About half of Palermo Villa’s recent management-level hires have come
from outside Wisconsin, Fallucca said of the pizza maker. Some of
Palermo’s employees are currently on strike in a dispute over labor
"It’s expensive recruiting that way,” Fallucca said.
Fallucca and Gottsacker both said they’ve become more involved in the recruiting and interviewing process.
"There’s a lot more scrutiny bringing an individual on,” Fallucca
said. "We’re really becoming more picky. And we will leave positions
open if we can’t find someone.”
Fallucca said he doesn’t have any new tricks up his sleeve in attracting employees to work at Palermo Villa.
"It’s an increased diligence.
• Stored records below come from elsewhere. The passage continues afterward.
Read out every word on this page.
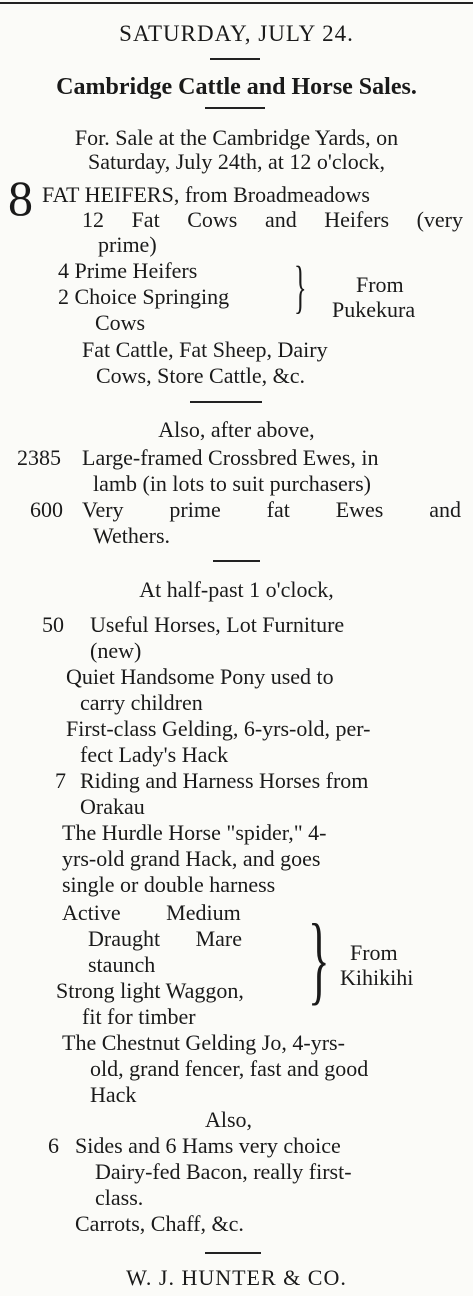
SATURDAY, JULY 24.
Cambridge Cattle and Horse Sales.
For. Sale at the Cambridge Yards, on
Saturday, July 24th, at 12 o'clock,
8 FAT HEIFERS, from Broadmeadows
12 Fat Cows and Heifers (very
prime)
4 Prime Heifers
2 Choice Springing
Cows
} From
Pukekura
Fat Cattle, Fat Sheep, Dairy
Cows, Store Cattle, &c.
Also, after above,
2385 Large-framed Crossbred Ewes, in
lamb (in lots to suit purchasers)
600 Very prime fat Ewes and
Wethers.
At half-past 1 o'clock,
50 Useful Horses, Lot Furniture
(new)
Quiet Handsome Pony used to
carry children
First-class Gelding, 6-yrs-old, per-
fect Lady's Hack
7 Riding and Harness Horses from
Orakau
The Hurdle Horse "spider," 4-
yrs-old grand Hack, and goes
single or double harness
Active Medium
Draught Mare
staunch
Strong light Waggon,
fit for timber
} From
Kihikihi
The Chestnut Gelding Jo, 4-yrs-
old, grand fencer, fast and good
Hack
Also,
6 Sides and 6 Hams very choice
Dairy-fed Bacon, really first-
class.
Carrots, Chaff, &c.
W. J. HUNTER & CO.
And I think it’s at all levels,” he said.
president of Contract Comestibles LLC, an East Troy custom food
manufacturer, said in some cases he has chosen to hire workers and
internally train them from scratch.
"It takes two years to get a high school kid to stop wiping their
nose when they’re out on the floor,” Gehl joked. "The good ones you
have, you hold onto with a tight fist because I’m afraid (competitors
are) going to steal them. And the rest you just fill in where you can.”
That has meant getting creative with hiring, sometimes taking on
talented individuals with no industry experience, Gehl said. The
drawback is it can take two or three years for that person to hit stride
at Contract Comestibles.
"But that’s the route that I’ve chosen to go,” Gehl said. "I’d rather get a really good, talented person.”